In this chapter, a growing neural network algorithm for building non-uniform neural networks was applied to the refrigerant data set. The algorithms showed improved calibrations compared with the common non-optimized neural network. Yet, the variable selection and the topology of the networks were only partly reproducible. Thus, similar to the genetic algorithms a parallel framework and additionally a loop-based framework were introduced to improve the reproducibility and to improve the calibration quality further.

The loop-based framework showed the best generalization ability of all multivariate data analysis methods introduced and applied in this work as it allows building non-uniform neural networks of any arbitrary size and topology exploiting a data set limited in size to a maximum extent. The predictions of the external validation data showed impressively low rel. RMSE of 1.50% for R22 and 2.37% for R134a, which are only slightly higher than the standard deviations of the sensor signals of reproduced measurements. The loop-based framework needs a lot computing power (2 weeks for each analyte of the refrigerant data set using an up-to-date personal computer) and is hardly suited for parallel computing hardware as it is a loop based approach and not a parallel approach.

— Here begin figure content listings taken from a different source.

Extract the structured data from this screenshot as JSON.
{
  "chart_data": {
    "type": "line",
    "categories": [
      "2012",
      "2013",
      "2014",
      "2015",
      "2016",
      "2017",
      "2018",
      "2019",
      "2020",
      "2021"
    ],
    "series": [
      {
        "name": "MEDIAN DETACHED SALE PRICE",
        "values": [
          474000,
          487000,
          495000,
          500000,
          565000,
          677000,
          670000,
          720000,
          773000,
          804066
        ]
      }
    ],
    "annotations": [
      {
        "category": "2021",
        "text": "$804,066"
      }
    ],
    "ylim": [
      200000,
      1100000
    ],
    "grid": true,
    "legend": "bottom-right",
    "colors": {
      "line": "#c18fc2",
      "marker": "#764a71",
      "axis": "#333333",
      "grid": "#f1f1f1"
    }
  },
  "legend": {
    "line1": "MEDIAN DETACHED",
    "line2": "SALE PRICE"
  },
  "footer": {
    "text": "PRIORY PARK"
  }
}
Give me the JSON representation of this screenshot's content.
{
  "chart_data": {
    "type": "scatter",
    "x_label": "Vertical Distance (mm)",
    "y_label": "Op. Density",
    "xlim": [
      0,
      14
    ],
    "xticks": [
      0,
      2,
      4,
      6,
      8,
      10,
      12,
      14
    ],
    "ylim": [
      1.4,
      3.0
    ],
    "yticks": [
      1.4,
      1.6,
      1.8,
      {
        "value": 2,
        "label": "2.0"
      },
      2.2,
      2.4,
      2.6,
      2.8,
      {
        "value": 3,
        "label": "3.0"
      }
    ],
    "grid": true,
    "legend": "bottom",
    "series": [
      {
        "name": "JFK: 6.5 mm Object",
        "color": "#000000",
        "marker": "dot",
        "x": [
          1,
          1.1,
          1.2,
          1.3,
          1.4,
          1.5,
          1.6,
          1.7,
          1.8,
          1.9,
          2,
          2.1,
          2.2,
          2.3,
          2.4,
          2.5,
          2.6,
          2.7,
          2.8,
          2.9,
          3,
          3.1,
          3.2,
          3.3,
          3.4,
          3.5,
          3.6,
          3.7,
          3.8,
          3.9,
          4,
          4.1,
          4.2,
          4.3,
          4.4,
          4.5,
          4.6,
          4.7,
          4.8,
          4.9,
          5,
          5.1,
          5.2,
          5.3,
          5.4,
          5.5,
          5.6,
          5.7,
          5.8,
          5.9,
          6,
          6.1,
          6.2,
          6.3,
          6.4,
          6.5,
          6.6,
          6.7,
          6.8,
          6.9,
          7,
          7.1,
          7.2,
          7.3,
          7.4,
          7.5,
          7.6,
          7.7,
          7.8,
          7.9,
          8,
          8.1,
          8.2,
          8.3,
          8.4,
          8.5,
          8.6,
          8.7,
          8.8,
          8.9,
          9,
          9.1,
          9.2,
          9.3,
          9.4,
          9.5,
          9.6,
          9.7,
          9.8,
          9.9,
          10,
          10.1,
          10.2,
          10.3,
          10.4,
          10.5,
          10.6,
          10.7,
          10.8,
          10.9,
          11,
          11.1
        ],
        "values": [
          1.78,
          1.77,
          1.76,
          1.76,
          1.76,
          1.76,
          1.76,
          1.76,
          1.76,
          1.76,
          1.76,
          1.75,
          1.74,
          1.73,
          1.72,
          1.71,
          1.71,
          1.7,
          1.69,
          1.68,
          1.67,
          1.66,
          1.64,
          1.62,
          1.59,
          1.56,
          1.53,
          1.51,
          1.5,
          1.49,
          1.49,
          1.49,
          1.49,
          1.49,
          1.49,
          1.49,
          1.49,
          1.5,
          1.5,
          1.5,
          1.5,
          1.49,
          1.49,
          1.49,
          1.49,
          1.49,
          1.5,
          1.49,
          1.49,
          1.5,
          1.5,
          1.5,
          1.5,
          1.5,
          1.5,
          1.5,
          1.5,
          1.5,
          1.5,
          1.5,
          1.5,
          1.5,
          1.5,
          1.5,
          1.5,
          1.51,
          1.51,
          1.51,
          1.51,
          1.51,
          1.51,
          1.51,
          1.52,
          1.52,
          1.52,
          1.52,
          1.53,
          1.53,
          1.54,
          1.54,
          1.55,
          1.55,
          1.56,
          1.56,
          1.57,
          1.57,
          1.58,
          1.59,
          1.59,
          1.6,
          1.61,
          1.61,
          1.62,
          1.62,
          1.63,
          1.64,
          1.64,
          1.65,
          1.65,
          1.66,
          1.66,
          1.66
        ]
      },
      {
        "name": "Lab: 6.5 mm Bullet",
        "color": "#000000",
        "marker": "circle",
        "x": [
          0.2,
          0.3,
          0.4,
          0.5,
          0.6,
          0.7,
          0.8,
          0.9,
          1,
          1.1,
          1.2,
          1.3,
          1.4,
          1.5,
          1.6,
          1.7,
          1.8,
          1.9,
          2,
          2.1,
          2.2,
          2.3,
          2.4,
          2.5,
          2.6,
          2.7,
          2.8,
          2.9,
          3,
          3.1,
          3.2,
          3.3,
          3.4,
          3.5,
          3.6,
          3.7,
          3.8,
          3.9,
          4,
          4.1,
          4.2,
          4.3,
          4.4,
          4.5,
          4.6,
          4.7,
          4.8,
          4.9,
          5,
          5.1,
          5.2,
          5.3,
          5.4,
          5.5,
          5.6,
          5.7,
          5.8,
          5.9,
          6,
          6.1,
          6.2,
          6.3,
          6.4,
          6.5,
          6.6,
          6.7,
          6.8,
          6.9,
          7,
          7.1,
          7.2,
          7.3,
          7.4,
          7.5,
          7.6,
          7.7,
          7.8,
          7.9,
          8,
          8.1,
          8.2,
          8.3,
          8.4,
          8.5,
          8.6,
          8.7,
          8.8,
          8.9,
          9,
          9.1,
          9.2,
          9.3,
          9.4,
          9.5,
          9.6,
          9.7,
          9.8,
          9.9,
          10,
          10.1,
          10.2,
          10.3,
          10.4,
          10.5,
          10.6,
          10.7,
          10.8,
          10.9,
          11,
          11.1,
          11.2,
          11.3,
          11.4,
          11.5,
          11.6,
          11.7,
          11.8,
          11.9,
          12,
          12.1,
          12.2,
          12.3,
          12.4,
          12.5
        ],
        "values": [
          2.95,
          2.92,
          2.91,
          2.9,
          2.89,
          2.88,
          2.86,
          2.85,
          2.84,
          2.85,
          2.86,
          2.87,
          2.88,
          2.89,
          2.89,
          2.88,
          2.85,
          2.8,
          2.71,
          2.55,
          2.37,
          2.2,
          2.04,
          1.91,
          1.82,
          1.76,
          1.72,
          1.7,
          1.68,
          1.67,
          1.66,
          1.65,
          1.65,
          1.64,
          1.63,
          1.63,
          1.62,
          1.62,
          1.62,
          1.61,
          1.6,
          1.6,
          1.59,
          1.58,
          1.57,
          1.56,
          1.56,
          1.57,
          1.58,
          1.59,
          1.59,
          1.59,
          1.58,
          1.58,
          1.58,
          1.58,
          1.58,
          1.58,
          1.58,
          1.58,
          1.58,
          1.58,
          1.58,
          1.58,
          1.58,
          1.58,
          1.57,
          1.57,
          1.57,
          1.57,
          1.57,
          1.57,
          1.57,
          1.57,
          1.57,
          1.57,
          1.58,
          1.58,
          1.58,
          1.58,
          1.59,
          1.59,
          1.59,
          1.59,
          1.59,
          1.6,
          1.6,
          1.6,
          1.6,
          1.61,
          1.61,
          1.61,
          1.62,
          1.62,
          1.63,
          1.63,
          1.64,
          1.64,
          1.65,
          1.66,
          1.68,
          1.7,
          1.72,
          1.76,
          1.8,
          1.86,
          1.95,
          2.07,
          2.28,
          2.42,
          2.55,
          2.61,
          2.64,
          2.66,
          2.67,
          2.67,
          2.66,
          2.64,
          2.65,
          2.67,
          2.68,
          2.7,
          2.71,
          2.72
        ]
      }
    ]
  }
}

If a reproducible variable selection is important, both, the parallel growing network framework introduced in this chapter and the genetic algorithm framework introduced in the previous chapter are a good choice, whereby the latter scales better with an increasing number of variables, but shows a slightly worse generalization ability. Both parallel frameworks showed improved calibrations compared with the common neural networks. Both frameworks are well suited for parallel computer hardware rendering both methods ideally suited for computer pools.

The single run growing neural network algorithm is a good choice for data sets with not too many variables to find an optimized non-uniform network topology without the danger of overfitting (about 3 hours computing time for each analyte of the refrigerant data set). Different single runs of the growing neural network all showed better calibrations than the non-optimized neural networks.

Although single runs of genetic algorithms are frequently reported in literature, this method has been proven to be inferior compared with the different new algorithms and frameworks introduced in this work. Though being the fastest methods for a successful variable selection (about 1 hour for refrigerant data set), the instability of the variable selection and the resulting diversity of the quality of calibration and of prediction render single runs genetic algorithms rather useless for most applications.

In summary it may be said, that the growing neural networks and all three frameworks introduced in this work performed better than the common non-optimized neural networks. Among these new methods introduced in this work, no general recommendation for a specific method can be given as the method of choice for the optimization of neural networks depends on the needs of the user and on the data set.

Method	Adjustable Parameters		Calibration Data Set		Validation Data Set
Method	R22	R134a	R22	R134a	R22	R134a
Non-optimized Neural Networks	247	247	1.47	2.62	2.18	3.26
Growing Neural Networks (1^st run)	30	31	1.84	2.73	1.99	2.63
Growing Neural Networks (2^nd run)	31	24	2.14	2.73	2.12	2.87
Parallel Framework Growing Neural Networks	43	57	1.89	2.71	2.04	2.61
Loop-based Framework Growing Neural Networks	72	44	1.39	2.41	1.50	2.37

table 4: Comparison of the rel. RMSE of the calibration and validation data in % for the growing neural network approaches and the non-optimized neural networks. Addtionally the number of adjustable parameters used by the networks are listed.